Advanced Television

SpaceX warns of falling satellites

December 20, 2018

By Chris Forrester

The influential Institute of Electrical & Electronics Engineers (IEEE) says that the proposed mega-constellation of SpaceX’s ‘Starlink’ fleet of satellites will generate “hundreds of fragments” when one of the low-Earth orbiting craft fails in space.

The IEEE, in its ‘Spectrum’ report has calculated the risks of an injury or death as 45 per cent over a 6-year period. The IEEE is using data and analysis from SpaceX and submitted to the Federal Communications Commission (FCC).

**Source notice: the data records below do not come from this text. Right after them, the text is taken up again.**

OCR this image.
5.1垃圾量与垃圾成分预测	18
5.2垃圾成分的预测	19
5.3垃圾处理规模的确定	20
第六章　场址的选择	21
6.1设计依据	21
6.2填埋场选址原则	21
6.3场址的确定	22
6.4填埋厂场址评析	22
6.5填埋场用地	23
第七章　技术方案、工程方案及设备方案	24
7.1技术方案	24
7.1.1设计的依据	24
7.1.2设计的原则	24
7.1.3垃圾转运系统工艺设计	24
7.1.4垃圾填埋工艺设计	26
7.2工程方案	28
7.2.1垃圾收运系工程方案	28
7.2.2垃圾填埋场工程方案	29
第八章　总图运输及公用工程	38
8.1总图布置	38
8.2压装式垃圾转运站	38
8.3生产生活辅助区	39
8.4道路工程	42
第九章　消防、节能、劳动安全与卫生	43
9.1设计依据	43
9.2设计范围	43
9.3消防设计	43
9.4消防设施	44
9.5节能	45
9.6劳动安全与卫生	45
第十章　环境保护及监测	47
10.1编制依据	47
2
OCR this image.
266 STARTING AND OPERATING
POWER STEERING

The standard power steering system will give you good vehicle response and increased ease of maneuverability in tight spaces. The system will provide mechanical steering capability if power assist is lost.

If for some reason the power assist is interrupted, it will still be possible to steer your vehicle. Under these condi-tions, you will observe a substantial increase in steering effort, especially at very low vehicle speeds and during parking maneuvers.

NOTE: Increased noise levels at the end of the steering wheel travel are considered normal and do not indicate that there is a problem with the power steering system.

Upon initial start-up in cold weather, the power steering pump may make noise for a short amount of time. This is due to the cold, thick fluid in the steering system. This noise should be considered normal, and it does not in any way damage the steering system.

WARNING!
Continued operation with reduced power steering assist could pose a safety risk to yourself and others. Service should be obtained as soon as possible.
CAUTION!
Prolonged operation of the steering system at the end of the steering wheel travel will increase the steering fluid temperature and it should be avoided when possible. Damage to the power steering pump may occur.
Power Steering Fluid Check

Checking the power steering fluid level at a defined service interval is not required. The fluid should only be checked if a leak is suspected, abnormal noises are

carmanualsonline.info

Elon Musk is backing the Starlink constellation of an eventual 12,000 satellites which he hopes will eventually carry around half of the planet’s Internet traffic.

Musk’s plan will be achieved in three stages. First will be the launch of 1584 satellites each at 550 kms high. Another 2825 satellites will follow, but at orbits ranging from between 1100-1325 kms. Stage 3 will see a much larger group of satellites, numbering 7518 and operating in Very Low Earth Orbit at just 340 kms high.

The IEEE describes each satellite as being about the size of a Tesla Model 3, and comprising solar panels, batteries, communications kit and laser gear, plus fuel. Each satellite should last about 6 years, and then fall out of orbit and burn up in the Earth’s atmosphere.

“Except,” as the IEEE states, “some won’t”. SpaceX, in its FCC filing, says that several kilogrammes of each Starlink craft could hit the planet. Much of the plant is water, desert or other sparsely populated areas. But NASA’s Debris Assessment Software calculates that there is – at most – a 1 in 18,200 chance of a fragment hitting someone, and just 1 in 10,000 chance of a hit from the Very Low Earth Orbiting craft.

However, more worrying perhaps is that some 6 years after launch an average of 5 satellites a day will fall to Earth, says the FCC’s calculation. This equates, says the IEEE, to an injury or death about every 6 years.

SpaceX, in fairness, reminds us that between 62 and 242 meteorites larger than 10 grams – which is very small – make it to ground level on an average day – and few do any harm. Moreover, with 7.5 billion people on Earth the risk to any one individual is refreshingly low.